For the first time since Anderson Silva joined the UFC in 2006, he woke up on a Monday morning without the championship belt.
Chris Weidman defeated the ex-middleweight champion by knockout in the second round of the UFC 162 main event, ending a 10-fight streak of defending the belt in his division.
While the loser is typically left to jockey for position in the division ladder in the wake of a loss like this, Silva is no ordinary loser. He holds a 33-5 career mixed martial arts record and a 16-1 mark inside the octagon, and is widely considered to be the best MMA fighter of all-time.
All that said, UFC president Dana White must see that Silva returns to the ring for an immediate rematch with the new belt holder. If not for the good of the sport (not to mention pay-per-view ratings), then for the legacy of a fighter who has never been questioned before in his UFC career.
Weidman was a popular pick to upset the former champ long before the pair entered the octagon on Saturday night in Las Vegas, earning support for his candidacy as a former Division I wrestling champion from MMA pundits everywhere.
The challenger's fight strategy was supposed to be simple—take Silva to the ground and use his world-class wrestling ability to his advantage. By the end of the match, though, it was a single strike of Weidman's left hand that ended up getting the job done.
Always one for theatrics, Silva was content with putting on a show for the Las Vegas fans in attendance rather than keep his hands up or focus on contending with Weidman's stand-up game.
Weidman managed to get the fight to the ground in the first round, but Silva was undeterred. He bounced around and let the challenger connect with several jabs toward the end of Round 1 in a blatant attempt to convince Weidman he didn't have the punching chops to contend with Silva's smooth defense.
The 38-year-old Brazilian paid dearly for that strategy.
The new champion had his moment of glory early in Round 2. Silva dodged several Weidman punches before mocking the challenger once more by allowing his legs to buckle and eyes to roll—all in one motion.
But Weidman closed the gap, countered with a combination and managed to catch Silva with a left cross that just nicked his jaw and forced referee Herb Dean to crown a new champion after Weidman finished the job from the ground.
In a matter of seconds, Silva went from the unquestioned greatest of all time to a fighter whose arrogance and flash overshadowed what should have been an impressive clash of Brazilian jiu-jitsu mastery and All-American wrestling.
Lucky for us, that style of fight can still happen.
Silva seemed disinterested in a rematch and fighting in general during his interview with Joe Rogan after the Weidman victory was final, more or less saying that the new champion is the new face of the middleweight division.
His vague comments about a return to the octagon are even harder to interpret if you listen to this pre-fight interview:
White was quick to give Silva the title shot in a post-fight press conference, as noted here by Lance Pugmire of the Los Angeles Times. White made sure to assuage those who questioned Silva's commitment to the UFC, guaranteeing that Silva wants nothing more than to return to the ring against Weidman.
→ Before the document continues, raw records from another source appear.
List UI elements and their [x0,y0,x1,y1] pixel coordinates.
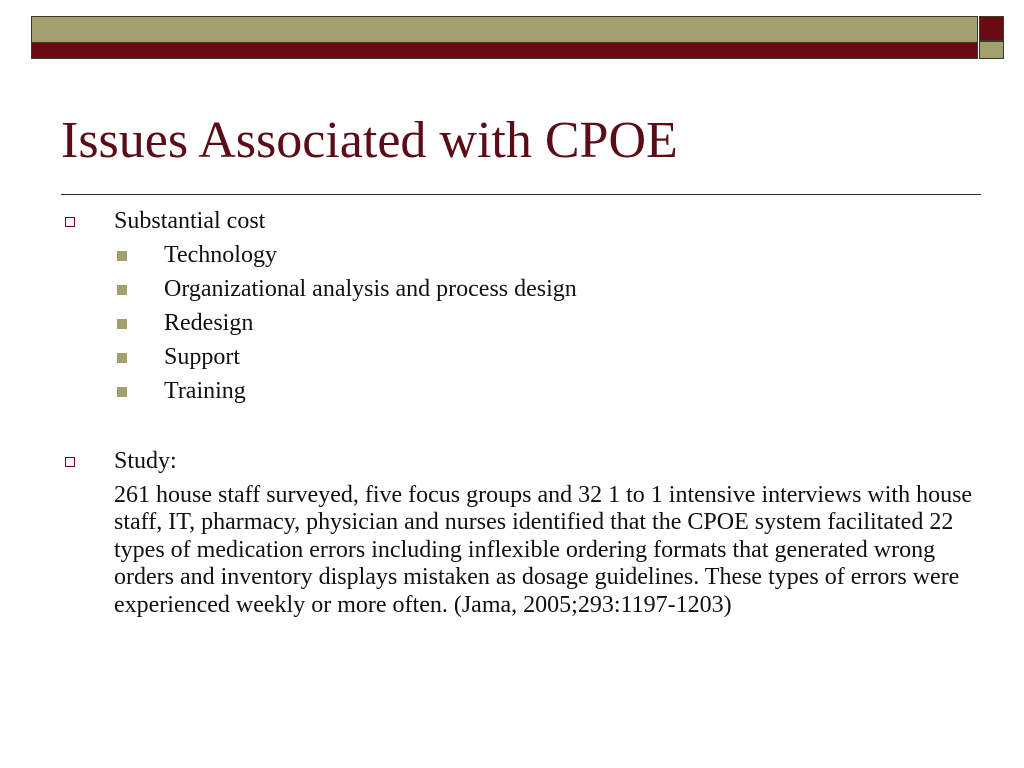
sub-bullet-organizational-analysis: Organizational analysis and process design [164,276,577,302]
slide-title: Issues Associated with CPOE [61,112,678,169]
study-paragraph: 261 house staff surveyed, five focus groups and 32 1 to 1 intensive interviews with house staff, IT, pharmacy, physician and nurses identified that the CPOE system facilitated 22 types of medication errors including inflexible ordering formats that generated wrong orders and inventory displays mistaken as dosage guidelines. These types of errors were experienced weekly or more often. (Jama, 2005;293:1197-1203) [114,482,973,618]
bullet-substantial-cost: Substantial cost [114,208,266,234]
filled-square-bullet-icon [117,251,127,261]
bullet-study: Study: [114,448,177,474]
sub-bullet-redesign: Redesign [164,310,254,336]
filled-square-bullet-icon [117,319,127,329]
hollow-square-bullet-icon [65,457,75,467]
filled-square-bullet-icon [117,353,127,363]
sub-bullet-technology: Technology [164,242,277,268]
corner-maroon-square [979,16,1004,41]
header-olive-stripe [32,17,977,43]
header-maroon-stripe [32,43,977,59]
sub-bullet-support: Support [164,344,241,370]
hollow-square-bullet-icon [65,217,75,227]
filled-square-bullet-icon [117,387,127,397]
sub-bullet-training: Training [164,378,246,404]
corner-olive-square [979,41,1004,59]
header-band [31,16,978,59]
filled-square-bullet-icon [117,285,127,295]
title-divider [61,194,981,195]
One man not happy with that proposed rematch? Vitor Belfort:
Resistance from other middleweight contenders aside, this match is what's best for the UFC. It's also what's best for Silva, who has never had to face the consequences of his showboating strategy before Saturday night's loss to Weidman.
As Ben Fowlkes of USA Today put it, the UFC needs Silva to return to the ring. Although the former champ is clearly burned out with the weight and the pressure that comes with being the best fighter in the world for the past five years, he also needs the UFC if he wants to regain his unquestioned top-dog status.
Then again, maybe he doesn't want it.
The curious interviews serve as a basis for that claim, but it's hard for any of us to swallow the idea that the lasting image of Silva in the octagon will be that of Weidman's left hook.
If Silva agrees to return for a rematch with Weidman, it will both serve the individual matchup that we didn't get to see and force Silva to respond to a loss for the first time in his UFC career.
Just for a point of reference, Silva has recorded a knockout or a technical knockout in each of the four bouts he's appeared in after a loss. Three of those four decisions came in the first round.
We've never seen that before in the UFC, simply because we've never seen a Silva loss in the octagon. Although the Weidman loss was disappointing, a strong Silva victory without the cocky behavior that cost him on Saturday night would serve to absolve his fifth career MMA loss and restore any luster loss by flirting with the devil just a little too much.
Silva doesn't need another win to retire as one of the all-time greats. For that matter, he doesn't need another appearance. As you can see in this tweet from the former middleweight king, he's clearly discovered that there are more important things in this life than the next fight:
But it would be the shame of the century to see Silva exit the octagon in the manner that he did at UFC 162. Legacy aside, it would be tough to see any champion's last fight end in the way Silva's did against Weidman.
The new champion earned the belt—he made Silva pay for treating the fight like a joke.
That image is the wrong one to associate with Anderson Silva's reign at the top of the UFC pecking order. At the very least, he needs to prove he has something to fight for by showing us all again how imposing he can be when focused.
If not, the leg-buckle and drop might be the go-to memory of the UFC's greatest champion.